For the Commission the terms cruel, inhuman or degrading punishment or treatment have to be interpreted as to extend to the widest possible protection against abuses, whether physical or mental and therefore includes conditions of overcrowded prisons, beatings and other forms of physical torture, such as deprivation of light, insufficient food and lack of access to medicine or medical care[4].

 

Furthermore, the access to medical services is viewed by the Commission as an element of the protection of individuals against torture, cruel, inhuman and degrading punishment or treatment in places of detention. It stems from the dual obligation imposed by article 5 on State Parties. They should not only refrain from using torture and ill-treatment but also according to the Commission, take positive measures to effectively prevent it.

 

Hence, the necessity for State Parties to adopt certain safeguards such as access to counsel, courts and medical personnel. It is a key element of the protection of detainees as it brings accountability and ensures the inadmissibility of evidence obtained through torture[5].

 

C) Remarks

 

As it appears from the Commission’s communications, a lack of medical care in places of detention can engage the State parties’ responsibility under both article 5 and article 16 of the African Charter. The Commission does not seem to hesitate to conclude to a violation of either or both articles when a detainee is denied medical care.

 

It seems, furthermore, that the Commission attaches a great importance to the right to health and strives to emphasize it in its legal practice. However, and albeit its effort, clear shortcomings make the identification of real standards applicable to health-care in places of detention difficult. The low number of legal cases dealing with this question makes it difficult to establish a definite pattern. The cases are also fairly similar when it comes to the issues raised. This lack of diversity leaves several questions without answers. For example, it appears that the question of unwanted medical procedures has yet to be tackled by the Commission.

 

Cover image credit: MSF

 

[1] 105/93-128/94-130/94-152/96 Media Rights Agenda, Constitutional Rights Project, Media Rights Agenda and Constitutional Rights Project v Nigeria, October 31, 1998, para 89.

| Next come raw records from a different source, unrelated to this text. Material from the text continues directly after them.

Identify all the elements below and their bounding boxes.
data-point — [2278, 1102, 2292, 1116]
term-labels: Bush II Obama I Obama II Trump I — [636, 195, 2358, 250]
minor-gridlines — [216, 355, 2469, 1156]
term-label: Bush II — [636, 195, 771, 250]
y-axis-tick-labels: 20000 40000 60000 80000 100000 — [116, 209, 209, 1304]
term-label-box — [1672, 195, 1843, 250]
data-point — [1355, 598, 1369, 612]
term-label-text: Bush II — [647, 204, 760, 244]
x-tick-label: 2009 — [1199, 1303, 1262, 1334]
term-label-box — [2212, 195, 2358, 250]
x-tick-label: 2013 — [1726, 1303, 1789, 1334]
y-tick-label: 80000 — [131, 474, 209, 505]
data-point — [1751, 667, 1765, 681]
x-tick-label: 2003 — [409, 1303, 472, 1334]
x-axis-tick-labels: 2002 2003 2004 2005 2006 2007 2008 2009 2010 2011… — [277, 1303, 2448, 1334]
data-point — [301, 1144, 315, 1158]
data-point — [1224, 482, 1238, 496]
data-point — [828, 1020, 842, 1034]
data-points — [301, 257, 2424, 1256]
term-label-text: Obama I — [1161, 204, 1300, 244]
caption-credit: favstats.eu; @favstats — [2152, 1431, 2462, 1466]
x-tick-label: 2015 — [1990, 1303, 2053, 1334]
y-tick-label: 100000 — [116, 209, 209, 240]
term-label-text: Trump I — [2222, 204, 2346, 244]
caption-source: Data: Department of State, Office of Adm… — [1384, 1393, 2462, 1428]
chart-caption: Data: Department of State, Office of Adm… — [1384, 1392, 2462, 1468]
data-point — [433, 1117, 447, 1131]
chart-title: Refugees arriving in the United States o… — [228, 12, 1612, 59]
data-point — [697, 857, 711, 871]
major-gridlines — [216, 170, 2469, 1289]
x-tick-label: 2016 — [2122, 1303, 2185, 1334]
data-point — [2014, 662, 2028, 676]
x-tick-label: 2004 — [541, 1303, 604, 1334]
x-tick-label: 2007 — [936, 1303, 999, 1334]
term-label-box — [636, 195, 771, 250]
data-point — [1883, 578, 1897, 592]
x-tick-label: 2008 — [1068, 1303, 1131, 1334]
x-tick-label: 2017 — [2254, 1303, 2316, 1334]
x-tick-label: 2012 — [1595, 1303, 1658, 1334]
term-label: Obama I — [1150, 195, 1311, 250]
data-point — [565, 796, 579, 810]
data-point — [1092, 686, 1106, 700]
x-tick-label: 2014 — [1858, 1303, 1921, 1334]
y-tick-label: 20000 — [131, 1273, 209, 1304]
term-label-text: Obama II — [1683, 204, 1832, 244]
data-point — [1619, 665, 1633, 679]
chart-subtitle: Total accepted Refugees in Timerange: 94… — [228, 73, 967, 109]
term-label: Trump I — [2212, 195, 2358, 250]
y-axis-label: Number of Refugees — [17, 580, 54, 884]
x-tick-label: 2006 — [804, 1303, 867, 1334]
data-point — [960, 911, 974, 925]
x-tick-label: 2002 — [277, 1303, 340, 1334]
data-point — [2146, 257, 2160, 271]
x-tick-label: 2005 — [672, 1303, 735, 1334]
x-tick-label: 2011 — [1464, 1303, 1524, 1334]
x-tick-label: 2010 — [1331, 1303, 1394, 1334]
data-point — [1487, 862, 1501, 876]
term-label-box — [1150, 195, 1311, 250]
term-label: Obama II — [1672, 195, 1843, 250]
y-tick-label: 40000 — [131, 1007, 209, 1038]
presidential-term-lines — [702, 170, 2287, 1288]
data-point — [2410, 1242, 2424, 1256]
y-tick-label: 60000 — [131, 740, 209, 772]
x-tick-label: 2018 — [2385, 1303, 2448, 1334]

[2] 137/94-139/94-154/96-161/97 International PEN, Constitutional Rights Project, Civil Liberties Organization and Interights (on behalf of Ken Saro-Wiwa Jnr) v Nigeria, October 31, 1998, para 112.

 

[3] 241/01 Purohit and Moore v Gambia (The), May 29, 2003, paras 81 and 82.

[4] 292/04 Institute for Human Rights and Development in Africa (on behalf of Esmaila Connateh & 13 others) v Angola, May 22, 2008.

[5] 334/06 Egyptian Initiative for Personal Rights and Interights v. Egypt, March 3, 2011.